Sept. 15 (Bloomberg) -- German 10-year government bonds dropped for a second week, with the yield climbing to the most since April, after the Federal Reserve announced a third round of asset purchases to stimulate the U.S. economy.
The declines pushed two-year note yields to the highest level in more than two months as investors reduced holdings of the safest assets. Italian bonds led gains among the so-called euro-area periphery nations, rising relative to bunds, as Germany’s Constitutional Court cleared the way for the setup of Europe’s permanent bailout fund. The yield on German 10-year bunds yesterday climbed the most since Aug. 3 as euro-area finance ministers met in Cyprus.
“The strength of relief is very large,” said Marc Ostwald, a fixed-income strategist at Monument Securities Ltd. in London. “There’s probably more room for the periphery to perform because people are desperate for yield.”
Germany’s 10-year yield rose 19 basis points, or 0.19 percentage point in the week, to 1.71 percent at 5 p.m. London time, after being as high as 1.72 percent, the most since April 30. The 1.5 percent bund due in September 2022 fell 1.695, or 16.95 euros per 1,000-euro ($1,314) face amount to 98.13.
The nation’s two-year yield climbed to 0.106 percent yesterday, matching the most since July 3.
The additional yield, or spread, that investors demand to hold Italian 10-year bonds instead of bunds fell to 331 basis points yesterday, after being as low as 326 basis points, the least since April 2. Spanish 10-year bonds yielded 410 basis points more than bunds, after the spread slipped below 400 basis points this week for the first time since April.
The U.S. central bank announced on Sept. 13 its third round of asset purchases since 2008, giving investors the confidence to buy higher-yielding assets. Stimulus will be expanded until officials see “sustained improvement” in the labor market, Fed Chairman Ben S. Bernanke said.
German bunds also dropped as the nation’s top constitutional court cleared Europe’s permanent bailout fund for ratification, damping demand for the safest government debt.
Germany must make sure its share of the 500 billion-euro European Stability Mechanism is capped at 190 billion euros, the court said in its ruling on Sept. 12.
European Central Bank President Mario Draghi said yesterday that there’s reason for optimism in Europe.
“Financial conditions have been better recently, but we have to continue working on that,” Draghi said after a meeting of euro-area finance ministers in Nicosia. “If we continue going this way, one has to be optimistic.”
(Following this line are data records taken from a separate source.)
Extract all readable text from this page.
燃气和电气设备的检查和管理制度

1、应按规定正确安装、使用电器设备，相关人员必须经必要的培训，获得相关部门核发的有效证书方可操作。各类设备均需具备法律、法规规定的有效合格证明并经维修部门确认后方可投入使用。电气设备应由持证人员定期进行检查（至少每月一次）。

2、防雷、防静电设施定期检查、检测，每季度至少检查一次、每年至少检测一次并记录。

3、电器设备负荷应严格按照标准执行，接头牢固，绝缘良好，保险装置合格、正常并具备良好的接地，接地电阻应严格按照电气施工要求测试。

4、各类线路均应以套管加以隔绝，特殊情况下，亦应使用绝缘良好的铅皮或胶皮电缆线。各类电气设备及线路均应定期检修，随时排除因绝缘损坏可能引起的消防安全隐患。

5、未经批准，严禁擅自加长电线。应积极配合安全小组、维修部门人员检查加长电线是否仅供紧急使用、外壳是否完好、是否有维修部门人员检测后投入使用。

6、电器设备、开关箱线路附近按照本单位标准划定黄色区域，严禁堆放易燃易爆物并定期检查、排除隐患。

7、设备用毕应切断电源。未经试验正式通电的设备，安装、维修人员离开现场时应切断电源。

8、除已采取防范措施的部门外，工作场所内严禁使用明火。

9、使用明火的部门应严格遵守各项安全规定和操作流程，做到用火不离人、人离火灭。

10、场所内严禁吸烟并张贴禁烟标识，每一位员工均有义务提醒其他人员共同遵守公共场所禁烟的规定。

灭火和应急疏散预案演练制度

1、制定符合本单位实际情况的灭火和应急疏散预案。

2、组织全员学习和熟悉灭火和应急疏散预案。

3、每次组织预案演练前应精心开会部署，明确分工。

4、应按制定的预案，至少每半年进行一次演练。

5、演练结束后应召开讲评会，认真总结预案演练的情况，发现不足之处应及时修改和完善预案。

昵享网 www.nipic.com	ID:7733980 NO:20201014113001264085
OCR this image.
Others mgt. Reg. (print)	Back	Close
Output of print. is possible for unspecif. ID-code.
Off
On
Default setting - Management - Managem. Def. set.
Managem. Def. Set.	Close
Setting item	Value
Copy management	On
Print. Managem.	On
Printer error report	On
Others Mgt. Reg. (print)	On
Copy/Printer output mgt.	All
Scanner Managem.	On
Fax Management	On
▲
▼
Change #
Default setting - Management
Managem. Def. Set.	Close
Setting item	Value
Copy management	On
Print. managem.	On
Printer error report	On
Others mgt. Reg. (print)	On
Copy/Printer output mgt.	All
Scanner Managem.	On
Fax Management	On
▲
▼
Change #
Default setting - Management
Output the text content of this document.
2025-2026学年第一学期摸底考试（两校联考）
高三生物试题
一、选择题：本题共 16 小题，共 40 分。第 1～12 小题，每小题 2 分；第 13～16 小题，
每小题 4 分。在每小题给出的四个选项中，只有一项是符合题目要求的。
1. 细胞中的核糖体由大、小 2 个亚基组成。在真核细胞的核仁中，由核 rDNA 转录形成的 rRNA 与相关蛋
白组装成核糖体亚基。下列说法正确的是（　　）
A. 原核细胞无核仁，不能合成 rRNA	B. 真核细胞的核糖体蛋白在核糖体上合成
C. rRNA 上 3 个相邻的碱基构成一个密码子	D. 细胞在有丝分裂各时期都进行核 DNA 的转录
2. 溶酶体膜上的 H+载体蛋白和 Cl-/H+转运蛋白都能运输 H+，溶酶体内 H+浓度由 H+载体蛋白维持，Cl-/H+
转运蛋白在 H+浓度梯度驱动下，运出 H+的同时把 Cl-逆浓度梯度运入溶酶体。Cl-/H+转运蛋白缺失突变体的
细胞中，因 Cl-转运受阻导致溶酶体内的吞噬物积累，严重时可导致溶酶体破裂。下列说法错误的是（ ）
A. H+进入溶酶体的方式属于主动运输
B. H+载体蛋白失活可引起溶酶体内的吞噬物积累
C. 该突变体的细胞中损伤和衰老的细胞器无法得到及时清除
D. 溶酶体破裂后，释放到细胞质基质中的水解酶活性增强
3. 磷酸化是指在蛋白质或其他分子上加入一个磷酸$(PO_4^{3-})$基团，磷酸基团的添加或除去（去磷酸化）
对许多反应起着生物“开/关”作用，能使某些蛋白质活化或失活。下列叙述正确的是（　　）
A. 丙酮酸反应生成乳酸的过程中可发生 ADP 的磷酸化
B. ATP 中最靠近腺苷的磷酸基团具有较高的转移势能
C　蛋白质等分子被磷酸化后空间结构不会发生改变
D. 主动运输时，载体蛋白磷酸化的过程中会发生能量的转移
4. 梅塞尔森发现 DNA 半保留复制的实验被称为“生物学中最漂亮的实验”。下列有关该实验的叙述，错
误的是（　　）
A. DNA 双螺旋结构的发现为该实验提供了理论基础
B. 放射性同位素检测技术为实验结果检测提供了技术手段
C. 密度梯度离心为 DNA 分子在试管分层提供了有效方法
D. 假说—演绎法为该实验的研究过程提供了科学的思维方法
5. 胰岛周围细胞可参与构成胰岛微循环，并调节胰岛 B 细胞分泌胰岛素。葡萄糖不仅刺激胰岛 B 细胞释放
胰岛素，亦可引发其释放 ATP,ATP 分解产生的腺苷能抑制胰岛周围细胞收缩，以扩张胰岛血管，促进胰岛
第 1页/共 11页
Declines by bunds may be limited next week amid speculation a report will show services and manufacturing industries in Europe contracted in September.
A composite index of both industries was at 46.6 this month, from 46.4 in August, London-based Markit Economics will say on Sept. 20, according to the median of 23 economists surveyed by Bloomberg. A reading below 50 signals contraction.
German bonds returned 2.5 percent this year through Sept. 13, according to indexes compiled by Bloomberg and the European Federation of Financial Analysts Societies. Spanish securities advanced 1.7 percent, while Italy’s debt made 15 percent.